The Violence Against Women and Girls (VAWG) Commission will review what is being done across the city to educate men and boys, prevent and deter these types of crimes and consider what support is available for victims.

It will invite local organisations who work with female victims of violence, to hear more about their experiences and their recommendations about what more needs to be done.

The commission was set up following the death of 18 year-old Bobbi-Anne McCleod who disappeared from a bus stop in the Leigham area of the city last month. Cody Ackland, 24, has been charged with her murder.

The Commission will meet for the first time on Monday, January 10.

A protest in Plymouth which calls for an end to male violence against women following the disappearance of 18-year-old Bobbi-Anne McLeod.

A protest in Plymouth which calls for an end to male violence against women following the disappearance of 18-year-old Bobbi-Anne McLeod. (Image: Eve Watson)

Chair of the Commission, Cllr Rebecca Smith, said: “Last year we saw the tragic murders of a number of women in our city at the hands of men. This kind of crime is not unique to Plymouth, however as we heard at our virtual Q and A in December 2021, many women and girls sadly do still feel fear, intimidation, harassment and helplessness on a regular basis. We cannot let this continue.

“Too often the responsibility for tackling male violence against women and girls falls on women. In Plymouth, we want to tackle this issue at the root, whilst supporting anyone who is a victim of this type of crime.

“We have put together an extensive panel of experts from across Plymouth and beyond, who are all committed to the same goal, and I look forward to working with them over the weeks and months ahead.

“On our journey, I am also really pleased that we are able to get guidance and advice from Nazir Afzal OBE – who is a national leading expert in this area.

“One of the first things our Commission will be looking at is ensuring that we have a wide engagement programme, ensuring that as many voices as possible across Plymouth have an opportunity to help shape our work.”

In addition, former Chief Crown Prosecutor for NW England, Nazir Afzal OBE, will be working with the Commission as an independent advisor, bringing expertise from his 24 year career prosecuting the most high profile cases in the country and advising on many others.

He has led nationally on several legal topics including Violence against Women & Girls, child sexual abuse, and honour based violence.
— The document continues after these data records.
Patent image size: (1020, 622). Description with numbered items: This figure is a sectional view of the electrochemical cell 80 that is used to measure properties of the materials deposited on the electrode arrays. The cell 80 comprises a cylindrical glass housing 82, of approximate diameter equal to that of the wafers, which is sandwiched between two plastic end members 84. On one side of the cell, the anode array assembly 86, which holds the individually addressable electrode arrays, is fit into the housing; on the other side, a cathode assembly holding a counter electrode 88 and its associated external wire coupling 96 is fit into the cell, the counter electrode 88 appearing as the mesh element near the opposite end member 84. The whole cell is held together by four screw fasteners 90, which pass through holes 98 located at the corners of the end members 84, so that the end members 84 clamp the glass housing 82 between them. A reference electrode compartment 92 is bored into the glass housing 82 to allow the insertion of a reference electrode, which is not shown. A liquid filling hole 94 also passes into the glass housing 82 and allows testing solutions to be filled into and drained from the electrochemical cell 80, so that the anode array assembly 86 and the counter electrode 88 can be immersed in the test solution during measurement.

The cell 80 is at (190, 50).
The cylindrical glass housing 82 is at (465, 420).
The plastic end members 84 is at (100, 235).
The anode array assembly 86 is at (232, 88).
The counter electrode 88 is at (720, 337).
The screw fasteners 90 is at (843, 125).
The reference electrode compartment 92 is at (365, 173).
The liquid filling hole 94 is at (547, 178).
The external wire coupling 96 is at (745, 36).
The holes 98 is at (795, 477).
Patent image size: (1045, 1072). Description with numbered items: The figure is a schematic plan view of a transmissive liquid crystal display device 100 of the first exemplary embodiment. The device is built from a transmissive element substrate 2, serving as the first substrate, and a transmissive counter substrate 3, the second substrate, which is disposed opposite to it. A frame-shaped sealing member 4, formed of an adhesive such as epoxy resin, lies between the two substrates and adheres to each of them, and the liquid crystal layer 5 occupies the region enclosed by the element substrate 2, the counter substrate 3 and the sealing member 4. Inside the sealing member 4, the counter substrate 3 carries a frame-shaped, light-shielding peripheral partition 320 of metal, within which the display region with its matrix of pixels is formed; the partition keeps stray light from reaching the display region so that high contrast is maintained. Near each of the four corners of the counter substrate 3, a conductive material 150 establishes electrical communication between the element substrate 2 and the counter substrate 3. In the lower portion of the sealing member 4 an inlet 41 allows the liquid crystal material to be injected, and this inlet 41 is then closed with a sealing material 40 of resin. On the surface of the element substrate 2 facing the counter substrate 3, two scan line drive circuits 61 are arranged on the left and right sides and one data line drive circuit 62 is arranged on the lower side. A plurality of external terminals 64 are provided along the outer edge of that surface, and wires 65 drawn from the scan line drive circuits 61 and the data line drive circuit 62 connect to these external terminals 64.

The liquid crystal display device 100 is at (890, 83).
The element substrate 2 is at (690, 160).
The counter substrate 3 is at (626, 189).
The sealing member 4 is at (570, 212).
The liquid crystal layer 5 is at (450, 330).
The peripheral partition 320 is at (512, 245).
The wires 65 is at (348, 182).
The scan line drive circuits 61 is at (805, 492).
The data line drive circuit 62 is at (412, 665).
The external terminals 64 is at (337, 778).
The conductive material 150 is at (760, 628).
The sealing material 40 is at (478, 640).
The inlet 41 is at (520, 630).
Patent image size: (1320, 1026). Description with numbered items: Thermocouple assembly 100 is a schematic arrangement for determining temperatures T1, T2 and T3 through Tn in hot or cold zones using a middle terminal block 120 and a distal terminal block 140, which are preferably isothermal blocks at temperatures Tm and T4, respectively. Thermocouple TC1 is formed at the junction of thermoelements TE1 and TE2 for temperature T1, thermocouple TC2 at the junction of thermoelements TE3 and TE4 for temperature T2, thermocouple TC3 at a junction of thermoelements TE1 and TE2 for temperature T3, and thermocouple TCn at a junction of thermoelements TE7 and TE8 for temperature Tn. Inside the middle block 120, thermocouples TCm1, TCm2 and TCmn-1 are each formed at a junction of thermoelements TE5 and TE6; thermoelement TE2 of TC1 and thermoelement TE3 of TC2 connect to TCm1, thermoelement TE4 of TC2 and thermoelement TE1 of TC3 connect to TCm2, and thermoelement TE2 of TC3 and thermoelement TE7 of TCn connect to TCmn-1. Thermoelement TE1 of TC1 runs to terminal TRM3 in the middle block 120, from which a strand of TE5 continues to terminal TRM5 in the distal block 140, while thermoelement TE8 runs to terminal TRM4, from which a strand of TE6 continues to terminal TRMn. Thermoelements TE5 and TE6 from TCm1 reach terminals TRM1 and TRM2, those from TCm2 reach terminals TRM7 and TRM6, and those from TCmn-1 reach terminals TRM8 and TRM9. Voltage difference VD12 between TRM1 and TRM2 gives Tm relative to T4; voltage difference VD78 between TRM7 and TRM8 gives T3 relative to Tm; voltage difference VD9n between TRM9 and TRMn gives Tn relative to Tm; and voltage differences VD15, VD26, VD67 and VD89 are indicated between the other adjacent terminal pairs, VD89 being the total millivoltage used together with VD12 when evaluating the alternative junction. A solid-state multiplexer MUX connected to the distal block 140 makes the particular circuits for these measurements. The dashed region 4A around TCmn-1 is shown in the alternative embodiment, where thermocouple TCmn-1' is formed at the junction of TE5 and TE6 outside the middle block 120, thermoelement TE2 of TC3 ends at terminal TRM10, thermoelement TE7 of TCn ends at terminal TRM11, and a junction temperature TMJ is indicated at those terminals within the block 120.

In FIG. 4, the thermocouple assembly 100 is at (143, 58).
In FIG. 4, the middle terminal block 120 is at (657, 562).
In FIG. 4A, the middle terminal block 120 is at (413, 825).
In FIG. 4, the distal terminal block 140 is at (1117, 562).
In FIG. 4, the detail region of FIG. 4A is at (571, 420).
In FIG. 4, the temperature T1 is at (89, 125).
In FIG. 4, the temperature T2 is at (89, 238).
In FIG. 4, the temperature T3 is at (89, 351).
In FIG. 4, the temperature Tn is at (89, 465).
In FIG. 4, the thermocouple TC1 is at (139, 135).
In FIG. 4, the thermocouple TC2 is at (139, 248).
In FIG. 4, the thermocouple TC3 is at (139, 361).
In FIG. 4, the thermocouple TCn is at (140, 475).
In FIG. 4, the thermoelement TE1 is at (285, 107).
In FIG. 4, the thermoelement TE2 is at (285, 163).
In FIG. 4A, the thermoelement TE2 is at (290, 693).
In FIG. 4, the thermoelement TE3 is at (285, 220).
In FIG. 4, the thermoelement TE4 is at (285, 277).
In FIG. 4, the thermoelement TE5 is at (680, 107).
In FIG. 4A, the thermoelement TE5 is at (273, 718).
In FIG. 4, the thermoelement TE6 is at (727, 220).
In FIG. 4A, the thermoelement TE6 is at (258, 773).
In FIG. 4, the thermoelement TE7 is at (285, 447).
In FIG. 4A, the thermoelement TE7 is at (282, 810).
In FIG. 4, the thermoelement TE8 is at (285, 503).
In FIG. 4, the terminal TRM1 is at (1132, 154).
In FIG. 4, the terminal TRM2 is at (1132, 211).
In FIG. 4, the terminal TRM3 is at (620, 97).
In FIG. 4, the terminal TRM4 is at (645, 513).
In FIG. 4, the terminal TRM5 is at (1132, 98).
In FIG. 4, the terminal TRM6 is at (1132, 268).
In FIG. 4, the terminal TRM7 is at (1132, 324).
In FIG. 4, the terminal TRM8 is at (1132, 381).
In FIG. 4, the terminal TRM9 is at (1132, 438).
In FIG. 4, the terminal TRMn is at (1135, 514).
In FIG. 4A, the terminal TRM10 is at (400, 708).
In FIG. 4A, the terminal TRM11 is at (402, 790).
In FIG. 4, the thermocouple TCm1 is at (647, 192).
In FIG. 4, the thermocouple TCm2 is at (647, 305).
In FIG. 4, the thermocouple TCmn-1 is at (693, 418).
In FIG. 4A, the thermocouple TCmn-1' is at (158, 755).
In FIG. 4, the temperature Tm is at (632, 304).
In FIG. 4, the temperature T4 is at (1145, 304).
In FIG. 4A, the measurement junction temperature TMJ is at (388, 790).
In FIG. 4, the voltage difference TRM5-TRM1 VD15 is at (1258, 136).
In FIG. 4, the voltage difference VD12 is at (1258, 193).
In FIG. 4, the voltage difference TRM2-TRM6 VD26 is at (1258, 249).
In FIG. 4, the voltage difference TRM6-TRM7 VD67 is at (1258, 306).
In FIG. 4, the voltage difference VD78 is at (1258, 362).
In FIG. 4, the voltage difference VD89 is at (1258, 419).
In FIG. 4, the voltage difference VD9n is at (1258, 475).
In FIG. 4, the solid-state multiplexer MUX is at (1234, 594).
His prosecutions of the “Rochdale grooming gang” and hundreds of others were ground-breaking and drove the work that has changed the landscape of child protection.

Over the next three months the Commission will aim to shine a spotlight on the national issue of violence against women and girls and to understand more about the issue for those living in Plymouth.

To do this, the Commission will work:

· To take a proactive stance to better understanding a wide range of views and experiences, and consider what more needs to be done to tackle the issue.

· To improve the perception, and the lived experience of women and girls that Plymouth is a safe city.

· To promote a better understanding of the causes and means of addressing male violence against women and girls.

· To provide impetus for key partners and the private sector to review their contribution to tackling VAWG in the city.

· To take the opportunity to revisit and revise local policies if appropriate, including the Public Health approach to addressing VAWG, and to identify and seek to influence any areas of national policy that need revising.

· To review existing partnership arrangements in the city to make sure there is a clear focus and tangible action on addressing VAWG, including its wider impact on the families and children of victims and abusers.

· To ensure there is strong and visible leadership on VAWG for the city to drive through the recommendations identified by the Commission, and to be the champion for change.

As part of the work of the Commission a full engagement programme will be launched, inviting local organisations who work with female victims of violence and residents across the city to hear more about their experiences and their recommendations about what more needs to be done.